In order to understand the beach scene, we might ask of what it consists. On the one hand, there are fragile bodies struggling against nature and their own neurotic impulses while desperately trying to forge emotional connections; on the other, there are harsh landscapes whose perfection dwarfs all human aspiration. Uniting both elements is the figure of the corpse, which introduces the sequence and casts a shadow over subsequent events. It is through the corpse lying on the beach that the body reaches an accommodation with, and actually becomes part of, the landscape. For Hellman, mortality provides a context against which our actions must be judged. But this is not a form of pessimism. On the contrary it subserves a critique of death-oriented masculine obsession that is at least implicitly feminist, and is often explicitly articulated by female characters.
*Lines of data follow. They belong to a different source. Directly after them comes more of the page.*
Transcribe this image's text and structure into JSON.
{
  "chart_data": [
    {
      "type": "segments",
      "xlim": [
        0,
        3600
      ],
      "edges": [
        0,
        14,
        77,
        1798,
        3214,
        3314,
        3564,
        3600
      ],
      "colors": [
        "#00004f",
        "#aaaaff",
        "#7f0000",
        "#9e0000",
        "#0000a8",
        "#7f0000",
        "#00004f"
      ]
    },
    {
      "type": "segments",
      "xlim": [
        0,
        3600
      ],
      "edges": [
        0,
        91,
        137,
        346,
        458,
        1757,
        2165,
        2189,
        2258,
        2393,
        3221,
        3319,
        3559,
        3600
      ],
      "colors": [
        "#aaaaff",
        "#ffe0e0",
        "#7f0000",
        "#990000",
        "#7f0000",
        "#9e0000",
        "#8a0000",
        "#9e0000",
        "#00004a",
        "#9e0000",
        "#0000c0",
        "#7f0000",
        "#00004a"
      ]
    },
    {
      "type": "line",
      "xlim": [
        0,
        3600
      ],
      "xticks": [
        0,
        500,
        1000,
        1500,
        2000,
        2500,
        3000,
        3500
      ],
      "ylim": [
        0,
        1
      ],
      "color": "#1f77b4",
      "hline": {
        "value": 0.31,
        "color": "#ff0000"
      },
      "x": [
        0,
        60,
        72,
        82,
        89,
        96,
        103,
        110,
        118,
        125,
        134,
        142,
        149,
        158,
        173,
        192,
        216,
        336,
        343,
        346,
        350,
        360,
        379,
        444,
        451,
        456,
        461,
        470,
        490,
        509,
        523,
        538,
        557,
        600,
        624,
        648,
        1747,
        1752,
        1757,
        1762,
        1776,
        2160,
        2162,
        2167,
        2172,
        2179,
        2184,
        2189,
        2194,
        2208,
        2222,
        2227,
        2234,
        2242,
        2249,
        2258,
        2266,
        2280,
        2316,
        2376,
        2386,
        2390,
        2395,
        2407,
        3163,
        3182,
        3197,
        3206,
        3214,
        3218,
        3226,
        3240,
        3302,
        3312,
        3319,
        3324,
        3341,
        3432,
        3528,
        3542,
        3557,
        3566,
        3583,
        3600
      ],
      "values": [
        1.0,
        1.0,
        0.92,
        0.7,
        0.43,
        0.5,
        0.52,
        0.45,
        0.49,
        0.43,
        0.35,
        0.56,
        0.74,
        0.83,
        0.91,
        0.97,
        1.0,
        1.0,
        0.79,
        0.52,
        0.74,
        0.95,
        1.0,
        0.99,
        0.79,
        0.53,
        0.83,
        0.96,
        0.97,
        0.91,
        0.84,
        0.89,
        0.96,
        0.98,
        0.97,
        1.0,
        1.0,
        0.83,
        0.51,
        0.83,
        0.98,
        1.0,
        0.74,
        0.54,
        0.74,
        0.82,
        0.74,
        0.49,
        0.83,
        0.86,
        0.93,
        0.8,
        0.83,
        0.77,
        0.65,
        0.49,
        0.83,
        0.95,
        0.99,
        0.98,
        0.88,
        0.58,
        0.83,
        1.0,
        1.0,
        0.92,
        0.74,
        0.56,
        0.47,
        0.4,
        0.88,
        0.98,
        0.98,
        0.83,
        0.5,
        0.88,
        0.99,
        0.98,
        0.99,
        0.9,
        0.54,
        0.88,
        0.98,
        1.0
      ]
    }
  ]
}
It is Jaclyn Hellman, Last Woman 's corpse, who, in Flight to Fury , speaks for the filmmaker when she rejects Jack Nicholson's insistence that death provides a form of "punctuation": "You're focusing on the punctuation and forgetting the sentence."

Chapter 3

The Terror (1963)

Throughout early Autumn 1962, Roger Corman had been busy shooting The Young Racers on various European locations. Among his crew was sound recordist Francis Coppola. When the production wrapped, Corman offered Coppola some spare change to make Dementia 13 in Ireland. Coppola shot the film in three weeks, then visited Yugoslavia to "Americanize" the dialogue for Rados Novakovic's Operation: Titian , a thriller Corman had acquired. 1 Titian 's unusually lengthy shoot lasted from late August to mid-December, during which time Corman had returned to America and begun filming The Raven for AIP. Boris Karloff was the star. In late September, with The Raven nearing the end of its 15-day schedule, Corman asked Leo Gordon to write The Terror , a Gothic horror film set in 1806. The Raven wrapped on a Friday, and The Terror went into production—at AIP's expense and with the clapboard still bearing the title The Raven— the following Monday. Karloff was cast as Baron Victor Frederick von Leppe, Jack Nicholson ( The Raven' s juvenile lead) as Andre Duvalier, a lieutenant in Napoleon's army, Nicholson's then-wife Sandra Knight as Helene, and Dick Miller as the Baron's servant Stefan. Corman managed to complete an impressive amount of footage in a mere two days.